Lazlo's Cuisine does not do-si-do while basking in the glow of mortgage interest rates flashing from above, but it wouldn't be out of place if it did. Lazlo's has all the goods: snails, mozzarella caprese, French onion soup, beef Wellington, lamb with mint jelly, veal Oscar. You get the drill. Each dish is competently prepared, if ultimately unmoving.
But that doesn't mean this place isn't packed to the gills with ardor (it has huge fish tanks teeming with cichlids). Lazlo's was launched by Lazlo Toth, a chef who cut his teeth behind the Iron Curtain, slogging through culinary school and toiling in fine hotels in Budapest under Communist rule. He's practiced his craft in Rome, New York and Carmel, California, among other locales. He's been working at Ruggeri's since it opened in the mid-1980s, and when Tom Ruggeri decided to shutter his Dallas and Addison restaurants, Toth jumped in to resuscitate the Addison locale with his own flair.

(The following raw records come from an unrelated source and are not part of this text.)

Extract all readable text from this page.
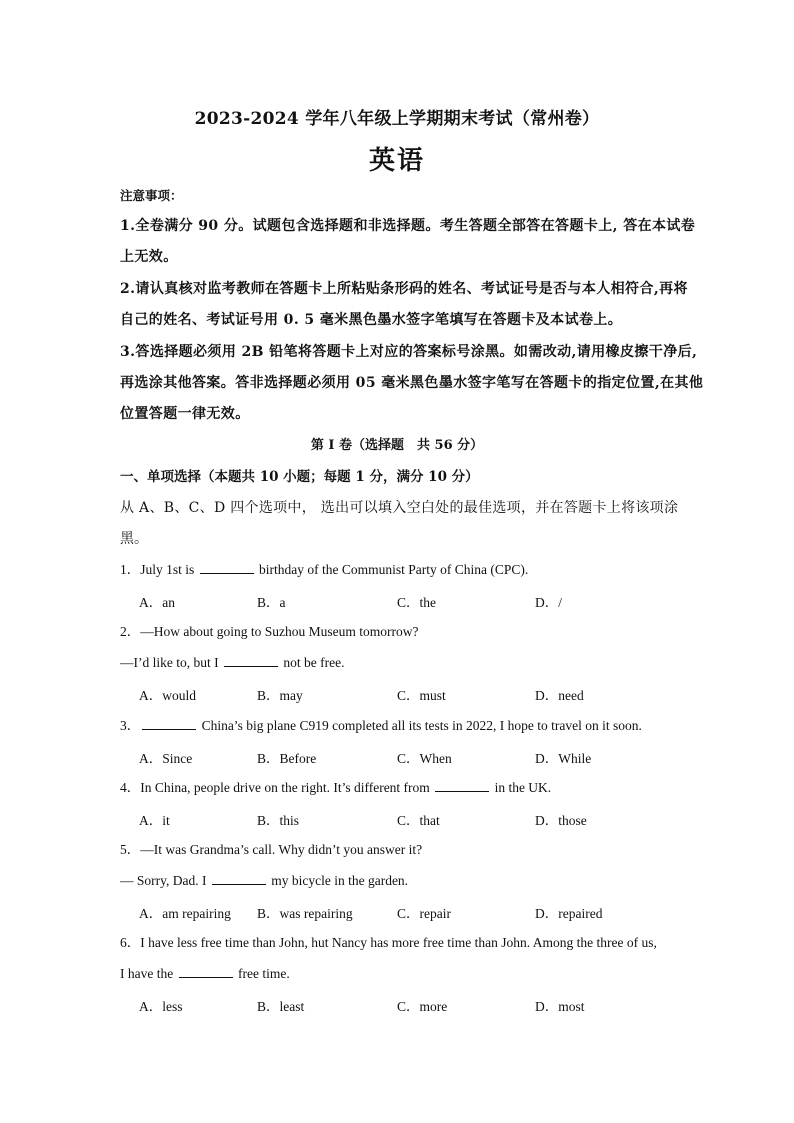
2023-2024 学年八年级上学期期末考试（常州卷）
英语
注意事项：
1.全卷满分 90 分。试题包含选择题和非选择题。考生答题全部答在答题卡上, 答在本试卷
上无效。
2.请认真核对监考教师在答题卡上所粘贴条形码的姓名、考试证号是否与本人相符合,再将
自己的姓名、考试证号用 0. 5 毫米黑色墨水签字笔填写在答题卡及本试卷上。
3.答选择题必须用 2B 铅笔将答题卡上对应的答案标号涂黑。如需改动,请用橡皮擦干净后,
再选涂其他答案。答非选择题必须用 05 毫米黑色墨水签字笔写在答题卡的指定位置,在其他
位置答题一律无效。
第 I 卷（选择题　共 56 分）
一、单项选择（本题共 10 小题；每题 1 分，满分 10 分）
从 A、B、C、D 四个选项中， 选出可以填入空白处的最佳选项，并在答题卡上将该项涂
黑。
1．July 1st is	birthday of the Communist Party of China (CPC).
A．an	B．a	C．the	D．/
2．—How about going to Suzhou Museum tomorrow?
—I’d like to, but I	not be free.
A．would	B．may	C．must	D．need
3．	China’s big plane C919 completed all its tests in 2022, I hope to travel on it soon.
A．Since	B．Before	C．When	D．While
4．In China, people drive on the right. It’s different from	in the UK.
A．it	B．this	C．that	D．those
5．—It was Grandma’s call. Why didn’t you answer it?
— Sorry, Dad. I	my bicycle in the garden.
A．am repairing B．was repairing	C．repair	D．repaired
6．I have less free time than John, hut Nancy has more free time than John. Among the three of us,
I have the	free time.
A．less	B．least	C．more	D．most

What hath God wrought? "I said Jesus Lord, what am I going to do?" Toth says. "I'm going to be able to compete with the huge multimillion-dollar steak houses around me? I don't have money to put 500 wines on the wine list." He does have a few, though, including a swell Luigi Righetti Amarone.
But how do those few bottles couple with Continental? Many of the dishes have little roses resting on the plates, sculpted from long strips of tomato skin. No paprika dustings or infused oil squirts here. In fact, the paprika is inexplicably in the food instead of on the plate. Imagine that.
"We cook with paprika day and night," Toth says. He uses Hungarian paprika. "This American or Spanish paprika has no flavor. It might have the red color, but it has no flavor." And it makes frequent appearances, like in the cucumber salad, a Spartan Hungarian hash of flaccid but delicious marinated cucumber slices. The brisk, salty cucumbers are topped with sour cream and a dusting of paprika, adding a little richness to the leanness.
Toth says in Hungary this salad is almost never eaten in isolation as an appetizer. No, it is supped with paprikash, chicken or veal topped with a sauce of pan drippings blended with sour cream and paprika. The pairing aids digestion, he insists.
What falls flatter than these cucumber slices is the soft-shell crab sautéed in garlic and olive oil. The crab is mushy, with water blisters bulging in pockets under the exoskeleton, bursting unexpectedly in the mouth, spurting their seafood dilution between the cheeks.
French onion soup, thick with a cheese-goo tarp and loaded with onion, was serviceable, but the flavor skidded down the middle of the road, arousing little curiosity as it laid its patches on the tongue.
Carpaccio was similarly inelegant. Great sheets of thick and pounded rosy steer musculature pelted with capers and littered with parmesan shreds were draped over the plate with baby corn cobs laid on the edge like longhorns. Beef was slightly gristly, not drawn into silken lacey slices.
These same textures throttled the English roast beef with Yorkshire pudding. The meat was red. The meat was gristly. The meat was fatty. The meat was good, a bloody pedestrian toss to the masses. The gravy was clean and deft; the Yorkshire pudding gravy mop, a cross between a popover and a soufflé, immaculate.
Yet the best thing about Lazlo's is its infectious spirit. Sure, the forest-green paneling, the dangling potted plants, the sea foam-green tablecloths and the one-man band spitting polyester airport-bar schmaltz are dated and hokey, leaving you gripping your chair in anticipation of a bank tower spin. But, though it is slightly green, the service is amazing: prompt, genuine, smooth, affable, even self-deprecating.